The distance between the probe’s trigger point and the actual position of the nozzle is the Z-Offset. It is always a negative number as it needs to lower the nozzle, basically substracting that value from the coordinates in your G-code file. For example if you have a Z-offset of -1.5 and you want to move your nozzle to print the first layer at 0.2mm, you would issue the command to move at Z = 0.2 but the printer will actually move at Z = 0.2 - 1.5 = -1.3.
As you saw in Steve’s video, you need to make your initial adjustment while heated to your preffered temperature (I recommend using 210C since it’s most common for PLA) using the TFT commands and then save the new Z-Offset to EEPROM. This makes it easier than guessing it. But it might still not be enough and you would need to adjust it manually especially when changing printing temperatures, just like you would with regular bed leveling because the whole heatblock expands and that will make the Z-offset smaller if you increase the temperature or bigger if you decrease it from the reference temperature you initially calibrated at. To view your current Z-Offset you can use any terminal (like Pronterface or OctoPrint’s terminal), issue an
M503 and look for the Z-Probe Offset M851.

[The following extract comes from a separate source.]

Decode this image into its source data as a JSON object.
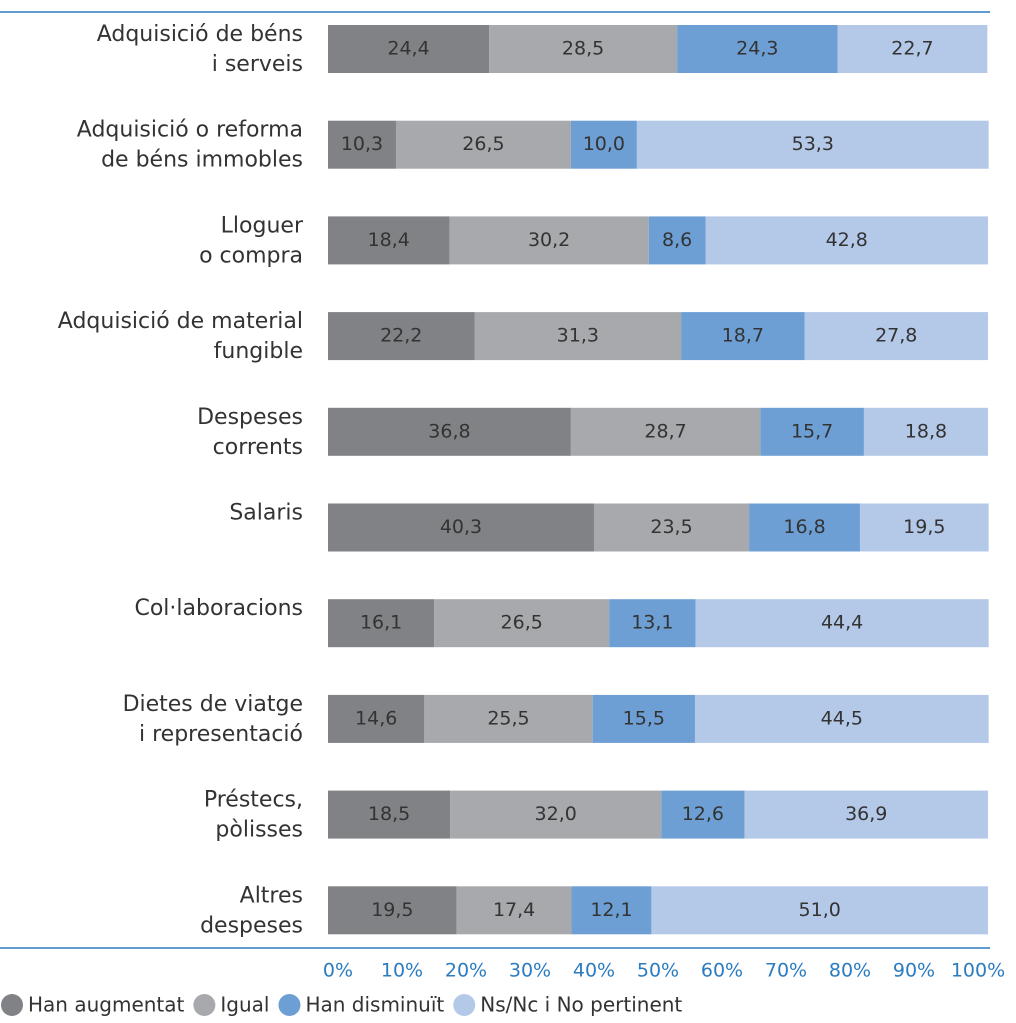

Send: M503 ... Recv: echo:; Z-Probe Offset (mm): Recv: echo: M851 X28.00 Y-33.00 Z-1.50
Based on my experience I noticed that there is a difference of more or less 0.0035mm for each 1C of temperature difference. So for example if you calibrated at 210C and you want to print something at 240C, you have a difference of 30C so that would mean you have to add 30 * 0.0035 = 0.105 to your Z-Offset making it -1.5 + 0.105 = -1.395 or rounded -1.39 or -1.40. While it won’t make much of a difference for +/-10C you can see that for 30C it’s half a layer size of 0.2mm and that will count. Of course your results might vary depending on your nozzle and heatblock materials if you upgraded from the original ones, and also some materials preffer to be closer to the bed while others a bit further away, so feel free to experiment with the offset.
To set a new offset you can use
M851 Z-1.70 (replace -1.70 with the new offset of course). You can put that in your startup G-code for the filament for Prusa Slicer or use a plugin like Z Offset Setting in Ultimaker Cura.
Getting the right Z-offset might take some time at first but once you do it a few times you will get the hang of it just like with the manual bed leveling.
For the Auto Bed Leveling (ABL) to work, you also need to make some changes to your slicer’s startup G-code script. To perform the measurements first the printer needs to be homed with
G28 and then ABL need to performe the probing using
G29. But before all this, you need to preheat the bed as it will expand a bit when heated.
You can check out my startup G-code presets for PrusaSlicer and Ultimaker Cura in the slicer section of the main guide.
If you did all the steps right you should now have a functioning BLTouch probe that should save you some of the trouble of leveling.
If for example your bed is very warped in multiple places you might need to increase the number of probing points from the 3x3 mesh that is the default to something like a 5x5 mesh to have more precision. In order to do this, you would have to compile your own firmware.